En tiempos como los que vivimos, de aceleración tecnológica, muchos se sitúan con rapidez frente a los avances tecnológicos en uno de dos extremos: el entusiasmo sin fisuras o el rechazo visceral. Es tentador elegir entre creer que la tecnología nos salvará o pensar que nos destruirá. Ambos extremos ofrecen una sensación de certeza reconfortante. Pero la historia y la vida rara vez funcionan así. Y esa pretendida certidumbre habla más de la necesidad de agarrarse a un clavo que de otra cosa.
Yo no me reconozco en esas dicotomías. Me cuesta identificarme como tecnooptimista, porque no creo que el progreso técnico tenga una dirección intrínsecamente buena. Tampoco soy tecnopesimista: no comparto la idea de que toda innovación sea una amenaza a nuestra humanidad.

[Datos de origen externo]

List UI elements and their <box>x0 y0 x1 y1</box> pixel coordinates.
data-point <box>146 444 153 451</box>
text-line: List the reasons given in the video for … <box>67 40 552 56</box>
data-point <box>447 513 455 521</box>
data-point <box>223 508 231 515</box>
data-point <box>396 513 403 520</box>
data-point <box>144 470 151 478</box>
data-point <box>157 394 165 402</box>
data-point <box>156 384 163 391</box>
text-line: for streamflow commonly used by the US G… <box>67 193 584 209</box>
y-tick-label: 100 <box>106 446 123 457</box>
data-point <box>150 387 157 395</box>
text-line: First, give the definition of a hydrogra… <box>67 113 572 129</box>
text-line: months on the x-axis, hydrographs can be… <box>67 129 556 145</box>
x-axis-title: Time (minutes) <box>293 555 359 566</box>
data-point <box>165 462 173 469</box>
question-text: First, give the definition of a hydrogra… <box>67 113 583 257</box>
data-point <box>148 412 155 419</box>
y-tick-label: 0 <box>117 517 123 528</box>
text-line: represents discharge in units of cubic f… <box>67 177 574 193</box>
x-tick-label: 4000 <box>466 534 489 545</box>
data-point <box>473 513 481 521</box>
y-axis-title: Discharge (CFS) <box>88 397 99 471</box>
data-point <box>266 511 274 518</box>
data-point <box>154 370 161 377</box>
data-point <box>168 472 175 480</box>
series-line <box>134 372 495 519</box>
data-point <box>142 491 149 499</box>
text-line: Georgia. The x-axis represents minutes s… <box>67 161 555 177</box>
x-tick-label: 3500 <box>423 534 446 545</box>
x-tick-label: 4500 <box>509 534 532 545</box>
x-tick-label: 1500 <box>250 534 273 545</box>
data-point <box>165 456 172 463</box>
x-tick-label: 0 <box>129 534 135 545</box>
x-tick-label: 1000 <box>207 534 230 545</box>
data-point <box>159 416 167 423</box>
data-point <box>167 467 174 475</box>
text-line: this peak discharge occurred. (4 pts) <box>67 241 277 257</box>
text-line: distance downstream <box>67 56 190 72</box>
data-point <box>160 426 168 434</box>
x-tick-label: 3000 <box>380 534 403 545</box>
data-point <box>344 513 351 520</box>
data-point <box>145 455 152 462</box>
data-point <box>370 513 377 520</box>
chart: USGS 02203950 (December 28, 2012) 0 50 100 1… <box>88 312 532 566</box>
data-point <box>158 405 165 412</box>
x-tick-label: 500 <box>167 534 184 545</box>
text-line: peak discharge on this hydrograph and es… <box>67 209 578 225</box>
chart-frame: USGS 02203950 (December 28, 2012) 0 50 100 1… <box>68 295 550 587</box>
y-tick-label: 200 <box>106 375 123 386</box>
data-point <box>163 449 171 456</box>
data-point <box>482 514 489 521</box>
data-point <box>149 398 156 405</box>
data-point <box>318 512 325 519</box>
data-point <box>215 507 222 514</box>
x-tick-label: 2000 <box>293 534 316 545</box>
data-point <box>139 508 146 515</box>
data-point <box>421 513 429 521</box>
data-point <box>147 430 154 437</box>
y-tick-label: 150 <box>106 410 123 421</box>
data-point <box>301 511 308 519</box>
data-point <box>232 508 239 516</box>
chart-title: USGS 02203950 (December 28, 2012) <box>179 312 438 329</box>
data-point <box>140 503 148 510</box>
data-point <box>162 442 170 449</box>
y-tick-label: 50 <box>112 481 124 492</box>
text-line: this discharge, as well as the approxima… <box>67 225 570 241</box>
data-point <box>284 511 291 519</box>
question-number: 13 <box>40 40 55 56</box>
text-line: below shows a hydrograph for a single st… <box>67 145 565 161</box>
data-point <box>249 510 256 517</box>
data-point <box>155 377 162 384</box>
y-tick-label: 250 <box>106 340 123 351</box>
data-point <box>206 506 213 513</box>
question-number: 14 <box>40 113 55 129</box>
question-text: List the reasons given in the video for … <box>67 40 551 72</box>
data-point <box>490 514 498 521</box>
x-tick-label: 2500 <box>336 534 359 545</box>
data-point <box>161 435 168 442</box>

Me siento más cómoda en una postura intermedia, que he aprendido a nombrar gracias a una conversación reciente: el tecnoposibilismo.
No es una ideología, ni un manifiesto, ni un club. Es una forma de estar: creer que la tecnología amplía el espacio de lo posible, pero que no determina hacia dónde vamos. El rumbo sigue dependiendo de nosotros: de nuestros valores, decisiones, marcos institucionales y voluntad política. Y eso es muy incómodo. Nos obliga a mirarnos en el espejo como sociedad y preguntarnos cómo hemos llegado hasta aquí y si era donde queríamos llegar, a agarrar la brújula y plantearnos hacia dónde queremos dirigirnos. En resumidas cuentas: nos obliga a ser responsables, lejos del determinismo de los extremos.
Hay una narrativa persistente que presenta la historia de la tecnología como una línea ascendente. Como si todo avance técnico nos llevara inevitablemente a un estadio superior de bienestar. No lo creo. La evolución no es lineal, es contingente. A veces avanzamos, otras veces nos desviamos. Y, muy a menudo, solo entendemos el camino a posteriori. Por eso los historiadores económicos podemos explicar la Revolución Industrial o la crisis del 29 como una película. Sin embargo, sería mucho más útil para comprender la naturaleza de los fenómenos económicos, y humanos, en general, contemplar estos hechos desde un punto de vista sistémico, complejo.
El progreso técnico no es un tren sobre raíles. Es un sendero incierto, hecho de bifurcaciones, retrocesos y decisiones humanas. Por eso, lo que más me interesa no es la velocidad, sino la dirección.
Mi amigo Javier González Recuenco siempre habla en sus charlas de un “santuario humano”: ese ámbito de lo humano que la IA nunca podrá replicar. Algunos lo entienden como la capacidad de idear, o de sentir. Yo tiendo a pensarlo como el lugar donde el conocimiento no se puede codificar ni externalizar sin perder su esencia. Y aquí encuentro un puente con el pensamiento de Hayek, cuando defendía que el conocimiento más relevante en una sociedad está disperso, es tácito, situado y muchas veces no articulable. Eso que un algoritmo no puede ver, pero que un buen médico, una maestra sensible o un líder prudente sí perciben. Ese saber no se automatiza. No por nostalgia, sino porque está hecho de cuerpo, contexto, historia y afecto. Y no creo que un algoritmo pueda tener todo eso a la vez.
No creo que el futuro esté escrito. Tampoco creo que debamos resignarnos a un papel pasivo frente a la tecnología. Podemos imaginar futuros mejores, pero no ocurrirán solos. Requieren agencia, deliberación, diseño y sentido ético.
¿Por qué escribo esto? Para decir: yo estoy aquí. En un lugar incómodo pero fértil. Reivindicando la imaginación crítica sin caer en el cinismo. Sosteniendo una visión del progreso que no teme a la tecnología, pero tampoco se entrega a ella sin condiciones. Apostando por un futuro en el que humanos e inteligencias artificiales podamos trabajar juntos… sin olvidar qué nos hace verdaderamente humanos.
Es más... si la IA llegara a tener sus propios fines, su propia voluntad, sería eso, su voluntad. Y podría alinearse o diferir de la nuestra. Pero no eliminaría nuestra voluntad (salvo que entremos en debates sobre determinismo que creo que no aportan)
Yo creo que lo que nos hace humanos es la capacidad de querer. La voluntad, que diría Schopenhauer.
No solo nos hace humanos. Nos hace individuos. Personas. Y por eso cada uno de nosotros somos valiosos. Porque tenemos (y somos, por tanto) un fin.
Y es justo el fin lo que la IA no puede darnos. Nos proporcionará medios. Y nos sugerirá fines. Pero, al final, lo que queremos, a donde queremos ir, solo puede salir de cada uno.
Y eso no es sustituible ni delegable.